The indicator I’m using is John Carter’s proprietary squeeze indicator, which shows the quality of the price action– in this case slowing or moving downwards. For the past year, any time the indicator turns red, we have a buy point that also corresponds to increased volatility and greater intraday price swings.
One could have set up for this move last week when the indicator turned dark blue by selling a S and P 500 future and buying a Dow futures contract. The futures pair trade provides about the equivalent of short 100 shares of SPY (the S and P 500 ETF). This is a hedged hedge, as it were. By buying a Dow future against the short S and P position, one can remain in the trade longer (that is, without terrible worry that the short position will blow up and present an unacceptable loss).
A move to 1850 will probably signal to me a good moment to close the position. Hopefully, the market will continue to rise after such a pull back.
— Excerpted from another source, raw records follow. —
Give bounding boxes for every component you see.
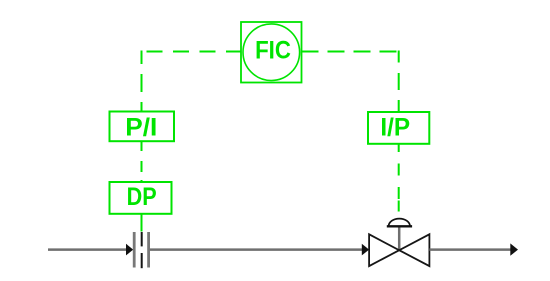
signal line FIC to I/P horizontal: [302, 51, 399, 53]
flow arrow 1: [126, 244, 133, 256]
valve actuator dome baseline: [387, 225, 412, 227]
signal line DP to orifice: [141, 214, 143, 232]
valve actuator dome arc: [389, 219, 410, 227]
instrument FIC square: [241, 22, 302, 83]
pipe left segment: [48, 248, 128, 251]
valve body left triangle: [369, 234, 399, 266]
signal line FIC to P/I vertical: [141, 51, 143, 112]
svg-text:I/P: I/P: [380, 115, 410, 142]
svg-text:P/I: P/I: [125, 115, 157, 142]
svg-text:FIC: FIC: [255, 38, 291, 65]
pipe middle segment: [150, 248, 367, 251]
valve stem: [398, 227, 401, 251]
instrument box I/P: [368, 112, 429, 144]
svg-text:DP: DP: [127, 184, 157, 211]
orifice plate upper segment: [141, 232, 143, 246]
orifice flange right bar: [147, 232, 150, 268]
flow arrow 2: [362, 244, 369, 256]
signal line FIC to I/P vertical: [398, 51, 400, 113]
signal line FIC to P/I horizontal: [147, 51, 242, 53]
signal line I/P to valve: [398, 144, 400, 213]
instrument box DP: [110, 182, 172, 214]
instrument FIC circle: [243, 24, 300, 81]
flow arrow 3: [510, 243, 518, 255]
pipe right segment: [429, 248, 512, 251]
valve body right triangle: [399, 234, 429, 266]
instrument box P/I: [110, 112, 175, 142]
orifice plate lower segment: [141, 253, 143, 268]
signal line P/I to DP: [141, 141, 143, 182]
orifice flange left bar: [133, 232, 136, 268]
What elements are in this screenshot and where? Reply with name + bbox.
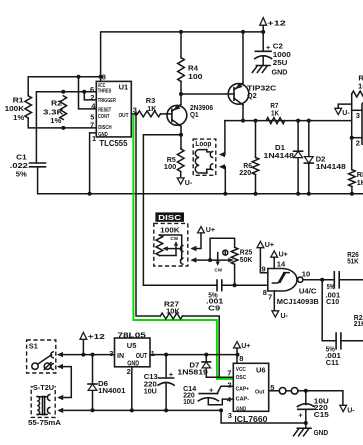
node: R4 bottom / Q2 base junction bbox=[179, 92, 183, 96]
svg-text:R1: R1 bbox=[13, 97, 24, 104]
resistor R6 bbox=[252, 158, 259, 175]
potentiometer DISC dashed box bbox=[154, 223, 188, 266]
svg-text:3: 3 bbox=[356, 111, 360, 120]
supply +12 bottom bbox=[80, 332, 105, 354]
connector arrow into S1 bottom bbox=[57, 364, 63, 369]
wire: green highlighted trace OUT to OSC bbox=[133, 115, 233, 379]
supply V- below R5 bbox=[177, 172, 193, 188]
svg-text:1N4148: 1N4148 bbox=[264, 153, 295, 160]
svg-text:C1: C1 bbox=[16, 154, 27, 161]
ground symbol bottom bbox=[294, 423, 329, 437]
resistor R7 bbox=[266, 118, 284, 124]
wire: R25 top over-loop bbox=[210, 238, 235, 260]
svg-text:100K: 100K bbox=[160, 225, 180, 234]
connector arrow into S1 top bbox=[57, 352, 63, 357]
svg-text:1N4148: 1N4148 bbox=[316, 164, 346, 171]
svg-text:R7: R7 bbox=[270, 103, 278, 110]
label 55-75mA bbox=[28, 419, 62, 428]
svg-text:2: 2 bbox=[90, 93, 94, 102]
svg-text:U5: U5 bbox=[127, 341, 137, 350]
ground symbol below C2 bbox=[252, 66, 287, 77]
svg-text:10K: 10K bbox=[166, 308, 180, 315]
connector arrow into loop upper terminal bbox=[219, 152, 225, 157]
node: OUT pin 3 junction bbox=[134, 112, 138, 116]
diode D2 1N4148 bbox=[304, 121, 313, 194]
node: R6 top junction bbox=[254, 119, 258, 123]
IC U1 TLC555 box bbox=[96, 81, 131, 136]
wire: pin 2 line to cut IC bbox=[352, 137, 362, 139]
potentiometer DISC 100K bbox=[156, 235, 183, 264]
wire: GND pin 1 to ground rail bbox=[90, 133, 97, 194]
capacitor C1 bbox=[30, 163, 46, 167]
node: +12 / C2 junction on top rail bbox=[261, 30, 265, 34]
connector circle pair on output bbox=[279, 388, 286, 395]
wire: R27 to OSC drop bbox=[182, 316, 219, 377]
wire: OUT trace down to R27 bbox=[136, 114, 160, 316]
wire: Q1 collector node to R5 bbox=[180, 126, 182, 149]
svg-text:1%: 1% bbox=[50, 118, 62, 125]
svg-text:CW: CW bbox=[214, 267, 222, 272]
node: R25 bottom junction bbox=[233, 283, 237, 287]
svg-text:OUT: OUT bbox=[136, 353, 148, 360]
svg-text:100: 100 bbox=[164, 164, 177, 171]
supply U+ above U6 bbox=[234, 342, 251, 364]
wire: RESET pin 4 branch bbox=[79, 77, 97, 109]
wire: OSC feed into U6 bbox=[206, 376, 233, 378]
svg-text:21K: 21K bbox=[354, 321, 363, 328]
node: R6 bottom junction bbox=[254, 192, 258, 196]
transistor Q2 TIP32C bbox=[228, 83, 249, 105]
svg-text:50K: 50K bbox=[240, 257, 253, 264]
svg-text:DISCH: DISCH bbox=[98, 125, 112, 131]
svg-text:R8: R8 bbox=[358, 75, 363, 82]
node: pin2 tap junction right edge bbox=[350, 136, 354, 140]
svg-text:D1: D1 bbox=[275, 145, 285, 152]
wire: S1 top feed line bbox=[63, 354, 115, 356]
svg-text:S1: S1 bbox=[29, 343, 38, 350]
svg-text:100: 100 bbox=[188, 74, 203, 81]
svg-text:8: 8 bbox=[263, 288, 267, 297]
svg-text:3: 3 bbox=[228, 411, 232, 420]
wire: CAP- pin 4 jog to C14 bottom bbox=[208, 399, 233, 405]
wire: U5 OUT rail to U6 VCC bbox=[150, 354, 238, 356]
svg-text:R6: R6 bbox=[243, 163, 252, 170]
svg-text:U-: U- bbox=[185, 180, 193, 187]
switch S1 dashed box bbox=[27, 340, 56, 373]
connector arrow into transformer top bbox=[57, 395, 63, 400]
svg-text:S-T2U: S-T2U bbox=[33, 385, 54, 392]
wire: S1 bottom loop to transformer top bbox=[63, 367, 71, 398]
node: loop return junction on ground rail bbox=[223, 192, 227, 196]
capacitor C15 electrolytic bbox=[297, 391, 314, 423]
svg-text:5%: 5% bbox=[16, 172, 28, 179]
wire: R4 top to +12 rail bbox=[180, 32, 182, 58]
transistor Q1 2N3906 bbox=[167, 104, 187, 126]
svg-text:IN: IN bbox=[117, 353, 124, 360]
svg-text:Loop: Loop bbox=[195, 141, 211, 148]
svg-text:+12: +12 bbox=[88, 332, 105, 341]
svg-text:1: 1 bbox=[151, 349, 155, 358]
connector arrow into transformer bottom bbox=[57, 408, 63, 413]
capacitor C10 bbox=[334, 272, 339, 288]
wire: C10 right lead off edge bbox=[339, 279, 363, 281]
wire: CAP+ pin 2 jog to C14 top bbox=[217, 386, 233, 393]
supply U+ for U4 pin 9 bbox=[257, 241, 274, 272]
node: D7 top junction bbox=[204, 353, 208, 357]
svg-text:+: + bbox=[266, 43, 271, 52]
svg-text:7: 7 bbox=[90, 120, 94, 129]
wire: C11 right lead off edge bbox=[341, 340, 363, 342]
connector arrow into DISC pot end bbox=[190, 257, 196, 262]
node: D2 bottom junction bbox=[307, 192, 311, 196]
gate U4/C MCJ14093B bbox=[268, 269, 303, 292]
wire: U4 output to C10 bbox=[303, 279, 335, 281]
IC U6 ICL7660 box bbox=[233, 363, 268, 411]
wire: transformer return rail bbox=[63, 409, 221, 411]
svg-text:R4: R4 bbox=[188, 65, 198, 72]
connector arrow into DISC pot wiper bbox=[190, 246, 196, 251]
supply V- for U4 pin 7 bbox=[272, 291, 289, 320]
diode D7 1N5819 bbox=[202, 355, 211, 378]
svg-text:OSC: OSC bbox=[236, 375, 247, 381]
wire: C1 bottom to ground rail bbox=[38, 167, 363, 194]
svg-text:1: 1 bbox=[92, 134, 96, 143]
svg-text:U4/C: U4/C bbox=[299, 287, 317, 296]
svg-text:CAP-: CAP- bbox=[236, 397, 250, 403]
capacitor C11 bbox=[336, 333, 341, 349]
svg-text:GND: GND bbox=[272, 70, 288, 77]
svg-text:R8: R8 bbox=[357, 172, 363, 179]
wire: C9 left lead bbox=[143, 284, 217, 286]
svg-text:55-75mA: 55-75mA bbox=[28, 420, 61, 427]
supply V- top right bbox=[335, 104, 352, 117]
svg-text:7: 7 bbox=[268, 292, 272, 301]
wire: R1 bottom to DISCH line bbox=[28, 118, 96, 128]
svg-text:8: 8 bbox=[239, 354, 243, 363]
node: D6 top junction bbox=[91, 353, 95, 357]
wire: pin 3 line to cut IC bbox=[352, 109, 362, 111]
capacitor C2 electrolytic bbox=[255, 32, 272, 66]
node: Q2 collector junction bbox=[241, 119, 245, 123]
node: D1 bottom junction bbox=[296, 192, 300, 196]
label S-T2U bbox=[33, 384, 55, 393]
node: GND pin junction on ground rail bbox=[88, 192, 92, 196]
svg-text:RESET: RESET bbox=[98, 107, 111, 113]
svg-text:78L05: 78L05 bbox=[117, 332, 146, 339]
svg-text:2N3906: 2N3906 bbox=[190, 105, 213, 112]
svg-text:GND: GND bbox=[314, 430, 329, 437]
svg-text:1000: 1000 bbox=[273, 52, 291, 59]
svg-text:.022: .022 bbox=[10, 163, 28, 170]
svg-text:U-: U- bbox=[347, 407, 355, 414]
wire: U5 GND to return rail bbox=[131, 367, 133, 411]
wire: C9 right lead to U4 pin 8 bbox=[222, 284, 268, 286]
wire: R6 bottom lead bbox=[255, 175, 257, 194]
svg-text:220: 220 bbox=[144, 381, 157, 388]
svg-text:3: 3 bbox=[109, 349, 113, 358]
svg-text:10U: 10U bbox=[144, 389, 157, 396]
wire: tap to C9 down-run bbox=[143, 135, 181, 286]
node: Q2 emitter junction on +12 rail bbox=[241, 30, 245, 34]
wire: Q1 emitter to R4 junction bbox=[180, 94, 182, 104]
svg-text:R2: R2 bbox=[51, 101, 62, 108]
svg-text:U+: U+ bbox=[279, 251, 288, 258]
svg-text:DISC: DISC bbox=[158, 213, 182, 222]
svg-text:14: 14 bbox=[277, 259, 286, 268]
wire: R9 bottom to ground rail bbox=[351, 187, 353, 194]
svg-text:1K: 1K bbox=[147, 104, 157, 113]
wire: Q2 collector drop to loop rail bbox=[242, 105, 244, 121]
svg-text:9: 9 bbox=[262, 264, 266, 273]
capacitor C13 electrolytic bbox=[158, 355, 174, 411]
node: C15 bottom ground junction bbox=[304, 421, 308, 425]
wire: output to C15 and V- bbox=[298, 391, 343, 405]
node: D2 top junction bbox=[307, 119, 311, 123]
svg-text:U-: U- bbox=[342, 110, 350, 117]
svg-text:220: 220 bbox=[239, 170, 251, 177]
svg-text:Out: Out bbox=[255, 389, 265, 395]
svg-text:1N5819: 1N5819 bbox=[177, 369, 208, 376]
node: C13 top junction bbox=[164, 353, 168, 357]
svg-text:C11: C11 bbox=[326, 360, 339, 367]
supply +12 top bbox=[260, 18, 286, 32]
svg-text:1N4001: 1N4001 bbox=[98, 388, 126, 395]
supply U+ disc wiper bbox=[196, 227, 215, 249]
svg-text:Q1: Q1 bbox=[190, 112, 199, 119]
node: R2 top junction on THRES line bbox=[61, 90, 65, 94]
svg-text:2: 2 bbox=[227, 381, 231, 390]
svg-text:10U: 10U bbox=[183, 399, 195, 406]
resistor R1 bbox=[25, 96, 32, 118]
node: +12 junction bbox=[81, 353, 85, 357]
svg-text:TIP32C: TIP32C bbox=[247, 85, 276, 92]
svg-text:VCC: VCC bbox=[236, 367, 246, 373]
wire: Q2 base line bbox=[181, 93, 234, 95]
wire: R6 top lead bbox=[255, 121, 257, 158]
wire: R3 to Q1 base bbox=[161, 113, 172, 115]
node: R2 bottom junction on DISCH line bbox=[61, 126, 65, 130]
svg-text:51K: 51K bbox=[347, 258, 359, 265]
svg-text:2: 2 bbox=[127, 367, 131, 376]
label DISC inverse bbox=[155, 212, 184, 222]
svg-text:10: 10 bbox=[302, 269, 310, 278]
connector Loop dashed box bbox=[193, 139, 216, 175]
wire: U6 Out pin 5 bbox=[269, 390, 280, 392]
svg-text:8: 8 bbox=[102, 72, 106, 81]
svg-text:+12: +12 bbox=[267, 19, 286, 28]
wire: loop rail left drop to upper loop arrow bbox=[223, 121, 225, 155]
svg-text:C10: C10 bbox=[326, 299, 339, 306]
supply V- output bbox=[340, 405, 355, 414]
svg-text:.001: .001 bbox=[325, 353, 341, 360]
inductor loop coil bbox=[195, 150, 212, 173]
wire: output down to C11 bbox=[322, 280, 336, 341]
svg-text:C15: C15 bbox=[314, 412, 329, 419]
svg-text:GND: GND bbox=[236, 406, 246, 412]
svg-text:CONT: CONT bbox=[98, 114, 110, 120]
node: pin 8 riser junction with VCC wire bbox=[99, 75, 103, 79]
capacitor C9 bbox=[217, 280, 222, 291]
supply U+ for U4 pin 14 bbox=[271, 251, 288, 269]
diode D6 1N4001 bbox=[88, 355, 97, 411]
resistor R8 partial at right edge bbox=[352, 91, 363, 97]
resistor R5 bbox=[177, 149, 184, 172]
node: GND pin rail junction bbox=[219, 408, 223, 412]
svg-text:THRES: THRES bbox=[98, 88, 112, 94]
connector arrow from loop lower terminal bbox=[219, 164, 225, 169]
svg-text:220: 220 bbox=[314, 405, 328, 412]
IC U2 cut box edge bbox=[362, 103, 363, 145]
node: C13 bottom junction bbox=[164, 408, 168, 412]
node: Q1 collector / C9 tap junction bbox=[179, 133, 183, 137]
svg-text:R27: R27 bbox=[164, 301, 179, 308]
svg-text:U+: U+ bbox=[241, 343, 250, 350]
node: C15 top junction bbox=[304, 389, 308, 393]
svg-text:U-: U- bbox=[281, 313, 289, 320]
wire: THRES line to C1 bbox=[36, 92, 96, 163]
svg-text:5%: 5% bbox=[327, 284, 336, 291]
wire: OUT pin 3 stub bbox=[131, 113, 137, 115]
capacitor C14 electrolytic bbox=[198, 386, 218, 401]
svg-text:U6: U6 bbox=[256, 365, 266, 374]
wire: R4 bottom lead bbox=[180, 81, 182, 94]
svg-text:GND: GND bbox=[98, 132, 108, 138]
wire: VCC top rail from R1 to U1 pin 8 bbox=[28, 77, 100, 96]
node: R9 bottom junction bbox=[350, 192, 354, 196]
wire: R25 bottom to C9 line bbox=[234, 264, 236, 285]
svg-text:U1: U1 bbox=[119, 83, 129, 92]
wire: lower loop arrow to ground rail bbox=[223, 167, 226, 194]
resistor R4 bbox=[178, 58, 185, 82]
svg-text:+: + bbox=[209, 386, 214, 395]
node: output fan junction bbox=[320, 278, 324, 282]
svg-text:U+: U+ bbox=[265, 242, 274, 249]
node: D1 top junction bbox=[296, 119, 300, 123]
wire: TRIGGER pin 2 branch bbox=[84, 92, 96, 100]
svg-text:R25: R25 bbox=[240, 249, 253, 256]
node: U+ / OUT rail junction bbox=[236, 353, 240, 357]
node: R4 top junction bbox=[179, 30, 183, 34]
svg-text:25U: 25U bbox=[273, 60, 288, 67]
node: junction to R25 top loop bbox=[208, 258, 212, 262]
svg-text:3.3K: 3.3K bbox=[43, 109, 64, 116]
regulator U5 78L05 box bbox=[115, 338, 151, 367]
svg-text:Q2: Q2 bbox=[247, 93, 257, 100]
svg-text:100K: 100K bbox=[5, 106, 25, 113]
svg-text:C13: C13 bbox=[144, 374, 158, 381]
resistor R3 bbox=[138, 111, 161, 117]
svg-text:D2: D2 bbox=[316, 157, 326, 164]
svg-text:CAP+: CAP+ bbox=[236, 387, 250, 393]
switch S1 contacts bbox=[32, 352, 53, 370]
svg-text:2: 2 bbox=[356, 139, 360, 148]
svg-text:D6: D6 bbox=[98, 381, 108, 388]
svg-text:+: + bbox=[298, 410, 303, 419]
svg-text:CW: CW bbox=[170, 236, 178, 241]
svg-text:10: 10 bbox=[358, 84, 363, 91]
node: U5 GND junction bbox=[130, 408, 134, 412]
wire: pin 8 riser to top rail bbox=[101, 32, 264, 82]
wire: DISC pot end to R25 wiper bbox=[196, 259, 231, 261]
svg-text:C9: C9 bbox=[208, 306, 220, 313]
transformer T1 dashed box bbox=[31, 387, 55, 418]
node: THRES-TRIGGER tie junction bbox=[82, 90, 86, 94]
svg-text:TLC555: TLC555 bbox=[99, 139, 128, 148]
svg-text:TRIGGER: TRIGGER bbox=[98, 98, 116, 104]
svg-text:+: + bbox=[169, 370, 174, 379]
svg-text:7: 7 bbox=[227, 369, 231, 378]
resistor R9 1K right edge bbox=[349, 170, 356, 187]
node: junction on VCC rail feeding RESET bbox=[77, 75, 81, 79]
diode D1 1N4148 bbox=[294, 121, 303, 194]
wire: ground run from rail jog to C15 bottom bbox=[221, 410, 306, 423]
transformer T1 coil bbox=[37, 395, 50, 415]
svg-text:C2: C2 bbox=[273, 44, 283, 51]
svg-text:1K: 1K bbox=[271, 110, 279, 117]
resistor R27 bbox=[160, 313, 182, 319]
node: D6 bottom junction bbox=[91, 408, 95, 412]
svg-text:U+: U+ bbox=[206, 227, 215, 234]
wire: loop top rail Q2 collector to right edge bbox=[225, 120, 352, 122]
wire: Q2 emitter riser to +12 rail bbox=[242, 32, 244, 83]
resistor R2 bbox=[60, 96, 67, 120]
svg-text:MCJ14093B: MCJ14093B bbox=[277, 297, 320, 306]
svg-text:R5: R5 bbox=[167, 157, 176, 164]
svg-text:1%: 1% bbox=[13, 115, 25, 122]
svg-text:1K: 1K bbox=[357, 180, 363, 187]
trimmer R25 50K bbox=[214, 247, 238, 272]
svg-text:OUT: OUT bbox=[119, 113, 129, 119]
wire: right edge vertical from R8 to R9 bbox=[351, 94, 353, 170]
wire: link between connector circles bbox=[286, 390, 291, 392]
Should the market become unstable, as during the summer of 2011 and the Republican lead attempt to force debt ceiling concessions, options sellers have the best opportunities to cash in on quickly rising and falling volatility (i.e., options pricing). One can notice that the market hit its low point when it touched the long-term channel line support. Will such trend lines continue to work in the future? It depends on the collective actions of traders and large fund managers.